Kat Griffiths wrote The Cure during her second year of studying English at Cambridge. To complete a play so young is an impressive achievement, and it’s great to see some new writing on the stage, especially coming from an enviroment which has, in the past, been lacking in student writing.

Dylan (Joey Batey) and Jude (Sophia Sibthorpe) are best friends at university. They’re currently working on a piece of performance art, but are continually interrupted by their violent yet vulnerable friend Jo (Tamara Astor) and Dylan’s well-meaning yet prejudiced father (George Potts). This set-up is a perfectly adequate frame on which to hang the characters’ sprawling conversations about the way they are in this modern world, their theories about the habit of love and need for intimacy and understanding. Often these conversations are far too hysterical. Yes, the ideas are interesting and believably urgent, but anxiousness to put them forward does not need to be so clearly signposted by such dramatic declaration. The Cure is much more sophisticated than, say, a scribbled poem with copious unnecessary enjambment, or some other such easily parodied form of adolescent angst, but its origins are similar.

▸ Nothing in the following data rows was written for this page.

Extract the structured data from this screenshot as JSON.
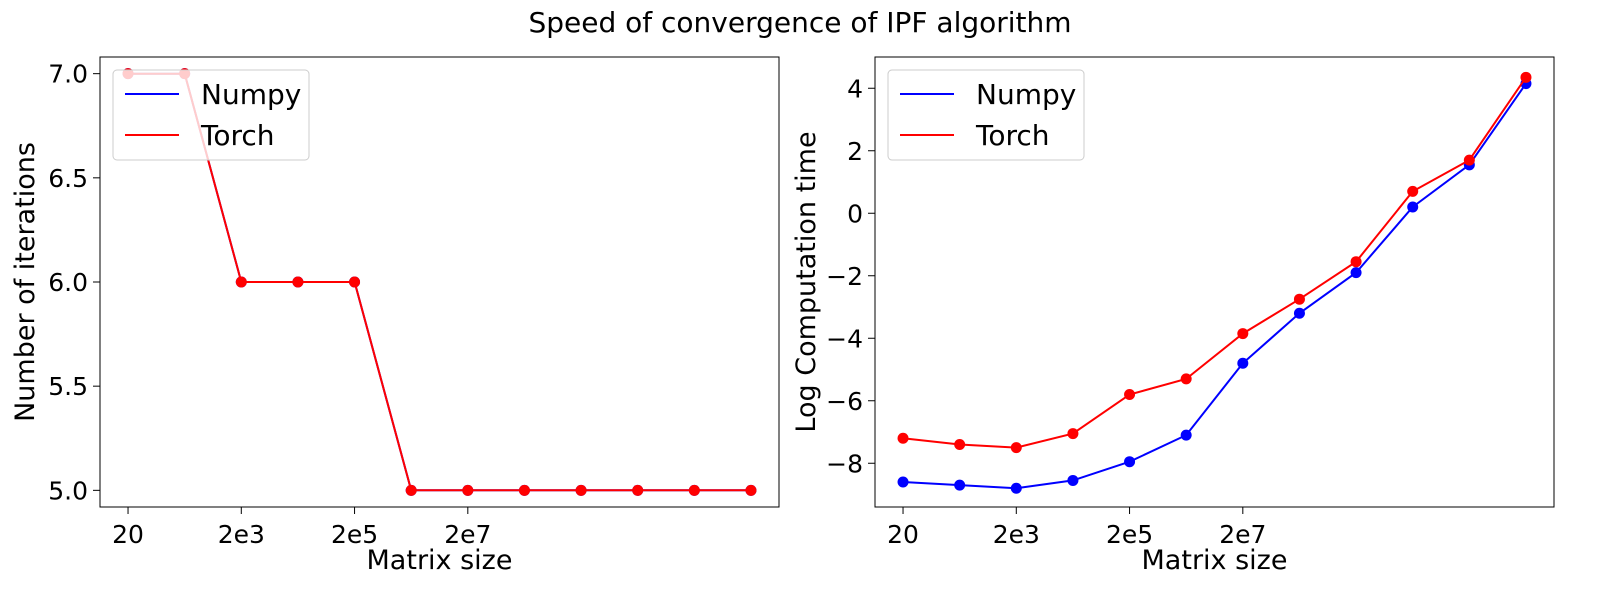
{
  "figure": {
    "title": "Speed of convergence of IPF algorithm"
  },
  "chart_data": [
    {
      "type": "line",
      "xlabel": "Matrix size",
      "ylabel": "Number of iterations",
      "x": [
        20,
        200,
        2000,
        20000,
        200000,
        2000000,
        20000000,
        200000000,
        2000000000,
        20000000000,
        200000000000,
        2000000000000
      ],
      "x_scale": "log",
      "xticks": [
        20,
        2000,
        200000,
        20000000
      ],
      "xtick_labels": [
        "20",
        "2e3",
        "2e5",
        "2e7"
      ],
      "ylim": [
        4.92,
        7.08
      ],
      "yticks": [
        5.0,
        5.5,
        6.0,
        6.5,
        7.0
      ],
      "ytick_labels": [
        "5.0",
        "5.5",
        "6.0",
        "6.5",
        "7.0"
      ],
      "legend": "top-left",
      "series": [
        {
          "name": "Numpy",
          "color": "#0000ff",
          "values": [
            7,
            7,
            6,
            6,
            6,
            5,
            5,
            5,
            5,
            5,
            5,
            5
          ]
        },
        {
          "name": "Torch",
          "color": "#ff0000",
          "values": [
            7,
            7,
            6,
            6,
            6,
            5,
            5,
            5,
            5,
            5,
            5,
            5
          ]
        }
      ]
    },
    {
      "type": "line",
      "xlabel": "Matrix size",
      "ylabel": "Log Computation time",
      "x": [
        20,
        200,
        2000,
        20000,
        200000,
        2000000,
        20000000,
        200000000,
        2000000000,
        20000000000,
        200000000000,
        2000000000000
      ],
      "x_scale": "log",
      "xticks": [
        20,
        2000,
        200000,
        20000000
      ],
      "xtick_labels": [
        "20",
        "2e3",
        "2e5",
        "2e7"
      ],
      "ylim": [
        -9.4,
        5.0
      ],
      "yticks": [
        -8,
        -6,
        -4,
        -2,
        0,
        2,
        4
      ],
      "ytick_labels": [
        "−8",
        "−6",
        "−4",
        "−2",
        "0",
        "2",
        "4"
      ],
      "legend": "top-left",
      "series": [
        {
          "name": "Numpy",
          "color": "#0000ff",
          "values": [
            -8.6,
            -8.7,
            -8.8,
            -8.55,
            -7.95,
            -7.1,
            -4.8,
            -3.2,
            -1.9,
            0.2,
            1.55,
            4.15
          ]
        },
        {
          "name": "Torch",
          "color": "#ff0000",
          "values": [
            -7.2,
            -7.4,
            -7.5,
            -7.05,
            -5.8,
            -5.3,
            -3.85,
            -2.75,
            -1.55,
            0.7,
            1.7,
            4.35
          ]
        }
      ]
    }
  ]
}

Though clearly packaged with some existential pondering, it’s definitely the comedy that’s most well observed throughout. Dylan asks Jude where her confidence has been hiding. “I think it was lodged somewhere behind my hymen,” she replies. The best lines are the most naturalistic – more intelligent student banter, less ill-prepared Philosophy supervision.

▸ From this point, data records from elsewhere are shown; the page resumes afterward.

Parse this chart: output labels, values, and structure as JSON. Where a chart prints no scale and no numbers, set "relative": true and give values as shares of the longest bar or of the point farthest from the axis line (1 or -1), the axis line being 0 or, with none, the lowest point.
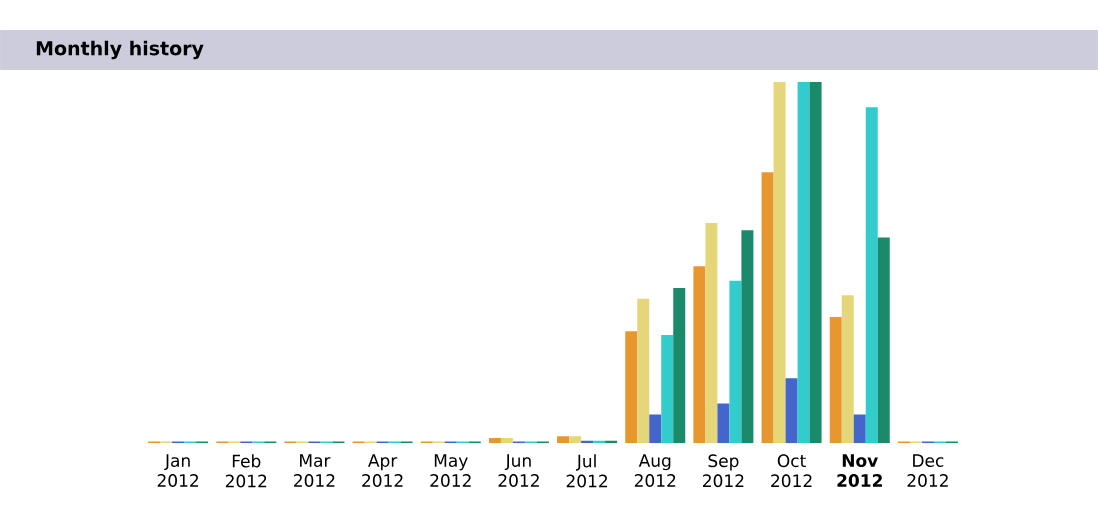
{
  "chart_data": {
    "type": "bar",
    "title": "Monthly history",
    "relative": true,
    "categories": [
      "Jan 2012",
      "Feb 2012",
      "Mar 2012",
      "Apr 2012",
      "May 2012",
      "Jun 2012",
      "Jul 2012",
      "Aug 2012",
      "Sep 2012",
      "Oct 2012",
      "**Nov 2012**",
      "Dec 2012"
    ],
    "series": [
      {
        "color": "#e8962e",
        "values": [
          0.005,
          0.005,
          0.005,
          0.005,
          0.005,
          0.015,
          0.02,
          0.31,
          0.49,
          0.75,
          0.35,
          0.005
        ]
      },
      {
        "color": "#e6d67a",
        "values": [
          0.005,
          0.005,
          0.005,
          0.005,
          0.005,
          0.015,
          0.02,
          0.4,
          0.61,
          1,
          0.41,
          0.005
        ]
      },
      {
        "color": "#4466cc",
        "values": [
          0.005,
          0.005,
          0.005,
          0.005,
          0.005,
          0.005,
          0.007,
          0.08,
          0.11,
          0.18,
          0.08,
          0.005
        ]
      },
      {
        "color": "#33cccc",
        "values": [
          0.005,
          0.005,
          0.005,
          0.005,
          0.005,
          0.005,
          0.007,
          0.3,
          0.45,
          1,
          0.93,
          0.005
        ]
      },
      {
        "color": "#1a8a6a",
        "values": [
          0.005,
          0.005,
          0.005,
          0.005,
          0.005,
          0.005,
          0.007,
          0.43,
          0.59,
          1,
          0.57,
          0.005
        ]
      }
    ]
  }
}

When at its more measured, dialogue was very occasionally delivered too fast to be audible over the sound of the fan in the sweltering room. Overall, acting is very commendable and believable (when taken into account with the play’s style), particularly Sibthorpe’s and Potts’s portrayals – the latter providing much-needed humour, the former as central to the performance as the character demands.

The clever, energetic scene changes were very successful – the actors’ physical presences held the attention of the audience. Well-thought-out lighting and a varied soundtrack  were other strong points, indicative of competant and convincing direction from Simon Haines  Particularly in these aspects, the scene in which the characters went paintballing manages to be genuinely innovative. All the shouting was at last justified – the scene-setting music they must be heard over was turned up loud – and, alongside all of the emotional turbulence, the entirely odd past time of paintballing was mocked. “Zone 34 – The Palace of Persecution” the arena voice over announced, as the unathletic Dylan is hit by imaginary gunfire yet again.

The complex, funny and insightful relationships between the characters remained more exciting than the confusing philosophies. But what is here is promising: the ideas that The Cure contains just need to find a way to sit comfortably in the naturalistic setting that all involved are trying to depict.

You might well recognise aspects of yourself or people you know in the characters onstage, but that doesn’t necessarily mean you’ll care sufficiently about what happens to them. The issues of Dylan, Jude and Jo will clearly remain unresolved after the curtain has fallen.